Here’s some valuable advice on how to create a motivating work environment.
Women in Business crafted an article titled, Motivating Staff Without Money: Four Budget-Free Ways to Move Forward. The article outlines four ways leaders can create a motivating work environment. Taking advantage of them don’t cost a lot of money, but they aren’t designed to be cheap. They are designed to be effective in developing people and improving business.
Perceptively they note that, contrary to popular perception, your job as a manager is not to motivate your staff. Motivation is internal. Instead, you are responsible for creating an environment in which people can motivate themselves.
Perhaps one of their suggestions will be of benefit to you or spawn a new approach unique to your organization. I quote and have adapted from their original article.
Operate in an Atmosphere of Open Communication – More companies adhere to the philosophy of minimal communication rather than “open book” management. In other words, senior management often assumes that the less employees know, the better.
This doesn’t make for a motivating environment. A few simple suggestions:
- Research your organization and its competition on an Internet. Get that competitive blood flowing. Have them improve the public presentation of your company.
- Get listed in Who’s Who in Finance and Industry or Ward’s Business Directory. Seeing your name lets you know you matter and are a contributor.
Yes, it is simple, but build on it.
Recognize People with Potential – Nothing says confidence and trust like putting someone in a position of leadership with the ability to make decisions.
- Placing future leaders into management development roles. This is not only good for the individual but for the long term success of the company.
- Give your employees more responsibility to test their leadership skill. Some will rise to the challenge. Others may not. But you will be developing capacity all the while.
Respect and recognition are two proven ways to retain employees.
Support External Training Workshops – People are much more inclined to feel like they’re making a positive contribution to your organization if they’re in a learning curve. Challenge them to challenge themselves.
- Training organizations offer countless one-and two-day offsite workshops. The cost is minimal. Two or three seminars per employee per year may add very little to your overhead budget and allow employees a one-day “sabbatical” to reflect on their careers as well as to reinvent themselves in light of your company’s changing needs.
There may be a very good return on investment from providing relevant, practical workshop opportunities.

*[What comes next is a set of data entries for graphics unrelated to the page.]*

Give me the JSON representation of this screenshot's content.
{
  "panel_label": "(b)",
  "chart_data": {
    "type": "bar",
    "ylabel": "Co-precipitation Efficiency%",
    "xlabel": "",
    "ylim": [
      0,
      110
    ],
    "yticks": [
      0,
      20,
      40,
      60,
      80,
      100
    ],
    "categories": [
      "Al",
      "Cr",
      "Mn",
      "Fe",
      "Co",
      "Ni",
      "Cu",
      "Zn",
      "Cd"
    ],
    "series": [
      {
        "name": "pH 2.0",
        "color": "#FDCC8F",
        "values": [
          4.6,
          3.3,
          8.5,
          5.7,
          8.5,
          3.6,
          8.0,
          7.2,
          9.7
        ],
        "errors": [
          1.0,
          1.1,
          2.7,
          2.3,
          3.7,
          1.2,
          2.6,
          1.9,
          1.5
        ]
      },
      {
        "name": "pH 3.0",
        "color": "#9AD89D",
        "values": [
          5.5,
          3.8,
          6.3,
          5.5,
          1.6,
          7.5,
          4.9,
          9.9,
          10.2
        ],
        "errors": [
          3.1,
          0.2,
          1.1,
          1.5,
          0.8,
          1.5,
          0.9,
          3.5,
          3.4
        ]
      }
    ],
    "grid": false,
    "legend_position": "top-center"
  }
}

I would suggest having some accountability attached to it. Develop a method whereby the employee provides feedback after the workshop on how the learning will be best integrated into their day to day work or translated into department, team or company practice.
Welcome Opinion – By empowering people, you telling them that they matter to you and your business. By listening to them, they may even have some good ideas about how to make things smoother or more profitable.
Listen to employees. Listening to people may not always be easy, but it can be very beneficial. And when those gems appear that empower the individual and strengthen the organization, you will understand that the effort put into inviting comment and listening to it was more than worth it.